COMP3430 / COMP8430 Data wrangling
Lab 3: Blocking for Record Linkage
Objectives of this lab
● Today’s lab is the first in a series of five labs during which we will gradually build a complete record linkage system.
● We will provide you with basic Python skeleton modules and over the next few labs you will be asked to complete the different components of the modules.
● Completion of the blocking module of the overall system.
Outline of this lab
● Understand how the record linkage (RL) program works
● Explore and implement different blocking techniques
● Evaluate blocking performance
● Summary
Preliminaries
● Before you begin, aim to review lectures 13 and 14 if you have not already viewed them.
● For the record linkage (RL) program we provide you with a set of basic Python skeleton modules and set of data sets.
● Download the comp3430_comp8430_reclink-lab-3-6.zip archive from Wattle.
● Create a folder for the program in your machine and extract the code and data sets there.
What is blocking?
● This week we focus on implementing different bocking techniques.
● What is the main aim of blocking?
● Can you run the RL process without blocking?
Implement different blocking techniques
● Before we start let us have a look how simple blocking, Soundex, and the SLK-581 methods works.
● In simple blocking records are placed into different blocks based on the value of a chosen blocking attribute (or attributes).
● In Soundex blocking records are placed into different blocks based on the Soundex value. For a full description of Soundex, see lecture 14.
● In SLK-581 blocking we group record based on their SLK-581 identifier.
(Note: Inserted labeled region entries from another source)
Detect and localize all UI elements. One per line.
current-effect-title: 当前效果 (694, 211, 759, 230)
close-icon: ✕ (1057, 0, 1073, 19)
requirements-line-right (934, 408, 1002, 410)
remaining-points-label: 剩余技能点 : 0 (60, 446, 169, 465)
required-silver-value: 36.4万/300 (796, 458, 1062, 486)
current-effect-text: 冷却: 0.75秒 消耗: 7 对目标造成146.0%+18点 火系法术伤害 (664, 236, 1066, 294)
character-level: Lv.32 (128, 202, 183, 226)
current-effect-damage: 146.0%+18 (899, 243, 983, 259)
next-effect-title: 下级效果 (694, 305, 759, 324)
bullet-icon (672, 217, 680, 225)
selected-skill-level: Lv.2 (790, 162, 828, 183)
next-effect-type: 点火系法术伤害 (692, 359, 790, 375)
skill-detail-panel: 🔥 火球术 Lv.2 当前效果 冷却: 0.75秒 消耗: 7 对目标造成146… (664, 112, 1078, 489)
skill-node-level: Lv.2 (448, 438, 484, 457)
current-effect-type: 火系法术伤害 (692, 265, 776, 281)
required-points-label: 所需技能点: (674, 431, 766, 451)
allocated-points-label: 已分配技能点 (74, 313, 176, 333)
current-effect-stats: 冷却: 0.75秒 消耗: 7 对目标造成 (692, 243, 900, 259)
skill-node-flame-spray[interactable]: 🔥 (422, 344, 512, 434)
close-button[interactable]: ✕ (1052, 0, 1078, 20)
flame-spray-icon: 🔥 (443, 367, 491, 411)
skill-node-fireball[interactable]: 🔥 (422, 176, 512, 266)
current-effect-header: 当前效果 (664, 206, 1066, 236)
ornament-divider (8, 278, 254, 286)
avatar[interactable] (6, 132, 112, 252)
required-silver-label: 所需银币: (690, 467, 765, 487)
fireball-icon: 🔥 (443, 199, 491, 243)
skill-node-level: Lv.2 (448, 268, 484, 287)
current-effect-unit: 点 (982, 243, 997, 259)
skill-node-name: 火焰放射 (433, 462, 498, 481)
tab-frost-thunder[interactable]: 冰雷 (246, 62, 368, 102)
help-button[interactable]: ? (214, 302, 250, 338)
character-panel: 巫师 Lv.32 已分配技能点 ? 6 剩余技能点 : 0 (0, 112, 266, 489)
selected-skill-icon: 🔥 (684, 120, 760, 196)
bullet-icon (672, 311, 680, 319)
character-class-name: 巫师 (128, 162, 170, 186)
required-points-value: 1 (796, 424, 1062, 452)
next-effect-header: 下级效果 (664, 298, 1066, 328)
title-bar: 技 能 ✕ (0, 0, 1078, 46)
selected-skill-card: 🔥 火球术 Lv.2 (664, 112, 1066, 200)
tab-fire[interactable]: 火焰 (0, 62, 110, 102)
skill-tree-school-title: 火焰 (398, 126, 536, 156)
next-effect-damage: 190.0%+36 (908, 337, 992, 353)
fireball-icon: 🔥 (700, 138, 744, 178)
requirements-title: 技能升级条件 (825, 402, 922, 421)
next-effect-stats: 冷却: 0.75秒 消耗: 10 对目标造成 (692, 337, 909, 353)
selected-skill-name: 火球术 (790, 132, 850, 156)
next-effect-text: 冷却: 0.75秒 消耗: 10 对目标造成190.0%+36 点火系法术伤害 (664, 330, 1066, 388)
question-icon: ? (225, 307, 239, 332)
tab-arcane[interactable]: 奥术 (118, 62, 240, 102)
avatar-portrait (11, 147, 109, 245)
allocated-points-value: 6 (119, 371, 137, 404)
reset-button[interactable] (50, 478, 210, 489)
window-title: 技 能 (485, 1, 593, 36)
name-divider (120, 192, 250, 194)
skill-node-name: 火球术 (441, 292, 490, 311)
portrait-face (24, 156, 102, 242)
SLK-581 is made up of four elements, including three letters from family name (surname or last name), two letters from given name (first name), date of birth, and gender.
Implement different blocking techniques
● Compute Soundex codes for and Queen Elizabeth II.
● Compute Soundex codes for your first name and last name.
● Compute SLK-581 for and Queen Elizabeth II. Use their publicly available personal details for computing these.
● Compute SLK-581 for you.
Soundex example
Soundex algorithm
1) Keep first letter of a string
2) Remove all following occurrences of: a, e, i, o, u, y, h, w
3) Replace all consonants from position 2 onwards with digits using these rules:
b, f, p, v → 1 d, t → 3
m, n → 5
c, g, j, k, q, s, x, z → 2 l → 4
r → 6
4) Only keep unique adjacent digits
5) If length of a code is less than 4 add zeros, if longer truncate at length 4
Attribute value : Brian
1) Brian 2) Brn 3) B65 4) B65 5) B650
SLK-581 example
SLK-581 steps
1) Take the 2nd, 3rd, and 5th letters of a record’s family name (surname)
2) Take the 2nd and 3rd letters of the record’s given name (first name)
3) Take the day, month and year of the person, concatenated in that order (ddmmyyyy) to form the date of birth
4) Take the gender of the person (1=male, 2=female, 9=unknown)
5) If names too short use 2, if full name component missing use 999
Record : , 24 February 1967, male
1) chi
2) ri
3) 24021967
4) 1
5) chiri240219671
Understanding the RL program
● Have a look through the Python skeleton modules to get a feel for how it is structured and what the different parts are.
● First look at recordLinkage.py since this is the module that runs the complete process.
● Run recordLinkage.py as it is. It will use some of the provided data sets, and the functions already implemented. This will show you what the output for the different steps will look like.
● Once your program is working, apply it on the other, larger, data sets.
Implement different blocking techniques
● Now start looking at blocking.py and explore how the blocking functions work (inputs, return values, etc.).
● We have already provided one blocking function, simpleBlocking.
● Run the blocking step on the two small data sets using both noBlocking
and simpleBlocking.
● Now try to implement soundexBlocking and slkBlocking in the blocking module.
Questions to consider
● Can you see any difference in the number of blocks generated, the minimum, average, and maximum block sizes when you use different blocking techniques on the same data set?
● Which do you think are the best blocking functions and attributes for blocking?
● Can you come up with a list of criteria for good blocking keys based on the experiments you conducted?
● Extra tasks – see if you can implement canopy clustering or sorted neighbourhood blocking techniques.
Summary
● In this lab we implemented different blocking techniques and learnt how they can be used in the RL program.
● Make sure to complete any unfinished work in this module before you come to the next lab.
● In the next lab we will be looking at how different comparison functions work and how they can be used in the RL program.